Her specialty is the 400 where she wants to hit 51 seconds during indoor season so she can get down to 49 seconds outdoors.
“That has been my goal since before college,” Abbott said. “You are going to see a lot more improvement from me here at Kentucky. I want to leave my mark and knock people off that (school record) board just like I did at Purdue.”
The 400 is not a race for everyone. It’s basically a quarter-mile sprint that requires speed and endurance. It was not an event she picked for herself.
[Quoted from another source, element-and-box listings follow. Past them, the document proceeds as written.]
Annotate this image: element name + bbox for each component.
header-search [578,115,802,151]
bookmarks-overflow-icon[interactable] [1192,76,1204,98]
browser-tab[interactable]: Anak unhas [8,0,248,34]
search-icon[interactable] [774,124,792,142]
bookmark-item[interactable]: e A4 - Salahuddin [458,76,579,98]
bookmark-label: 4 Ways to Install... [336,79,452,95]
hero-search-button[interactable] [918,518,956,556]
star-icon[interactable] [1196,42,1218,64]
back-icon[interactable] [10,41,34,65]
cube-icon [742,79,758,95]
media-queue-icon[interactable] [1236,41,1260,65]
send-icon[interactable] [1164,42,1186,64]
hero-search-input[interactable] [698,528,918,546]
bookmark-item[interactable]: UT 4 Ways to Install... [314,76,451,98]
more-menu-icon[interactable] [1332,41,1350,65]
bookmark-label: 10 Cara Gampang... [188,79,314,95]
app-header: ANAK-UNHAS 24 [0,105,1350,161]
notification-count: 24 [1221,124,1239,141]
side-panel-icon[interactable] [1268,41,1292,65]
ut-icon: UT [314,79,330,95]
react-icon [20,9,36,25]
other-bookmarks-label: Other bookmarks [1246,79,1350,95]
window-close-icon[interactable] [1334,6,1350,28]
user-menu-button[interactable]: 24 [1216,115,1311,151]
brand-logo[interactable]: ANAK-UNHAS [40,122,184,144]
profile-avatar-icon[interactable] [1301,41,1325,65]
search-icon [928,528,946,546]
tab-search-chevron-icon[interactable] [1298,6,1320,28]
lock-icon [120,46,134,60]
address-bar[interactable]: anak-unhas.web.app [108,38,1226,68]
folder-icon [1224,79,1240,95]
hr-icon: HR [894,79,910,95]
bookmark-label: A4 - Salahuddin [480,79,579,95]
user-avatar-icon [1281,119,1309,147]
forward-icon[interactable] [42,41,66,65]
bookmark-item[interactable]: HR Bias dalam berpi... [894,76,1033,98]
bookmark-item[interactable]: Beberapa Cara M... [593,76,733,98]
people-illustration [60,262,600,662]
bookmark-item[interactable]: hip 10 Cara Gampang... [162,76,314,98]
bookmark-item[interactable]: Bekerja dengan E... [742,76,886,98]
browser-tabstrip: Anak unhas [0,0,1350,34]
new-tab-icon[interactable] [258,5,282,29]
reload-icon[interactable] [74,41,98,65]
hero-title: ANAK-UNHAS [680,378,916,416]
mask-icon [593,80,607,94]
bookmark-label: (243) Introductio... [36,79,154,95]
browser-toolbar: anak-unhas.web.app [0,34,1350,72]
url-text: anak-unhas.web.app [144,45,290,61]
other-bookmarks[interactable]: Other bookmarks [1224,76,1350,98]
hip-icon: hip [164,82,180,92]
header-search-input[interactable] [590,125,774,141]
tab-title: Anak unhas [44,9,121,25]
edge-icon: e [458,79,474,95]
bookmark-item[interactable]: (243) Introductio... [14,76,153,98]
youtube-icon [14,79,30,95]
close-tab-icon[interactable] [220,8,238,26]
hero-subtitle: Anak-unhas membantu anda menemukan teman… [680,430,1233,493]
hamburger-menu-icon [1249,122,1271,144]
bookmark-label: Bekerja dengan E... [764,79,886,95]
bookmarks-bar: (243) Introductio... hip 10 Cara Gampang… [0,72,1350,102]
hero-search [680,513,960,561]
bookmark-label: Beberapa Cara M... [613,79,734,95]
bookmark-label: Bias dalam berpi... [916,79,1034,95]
“They chose for me in high school because I was long and had speed,” the UK junior, a three-time Michigan state champion her senior year, said. “I actually cried the first time I ran it and didn’t want to do it again. But I started getting better and embraced it. I do have long legs and the 400 gives you a little big longer to turn over. It took me some time to get comfortable but now it is my race and I know how to properly run it.”
What about the relay?
“I usually feel like I need another 60 to 100 meters to just keep going in the relay,” Abbott said.
Green has had a knack for inspiring her — the main reason she chose to transfer to Kentucky after he got the job.
“I knew once he took the job, I was going where he did,” Abbott said. “He is very inspirational in a way that is very Christian like. Just a Godly man and he reminds me of my dad. He knows me as an athlete and person. I have always felt such a strong relationship with him because he knows me and how to develop me. A lot of people just don’t know how amazing he is. He’s low key but he knows all the secret ingredients to make me really good.”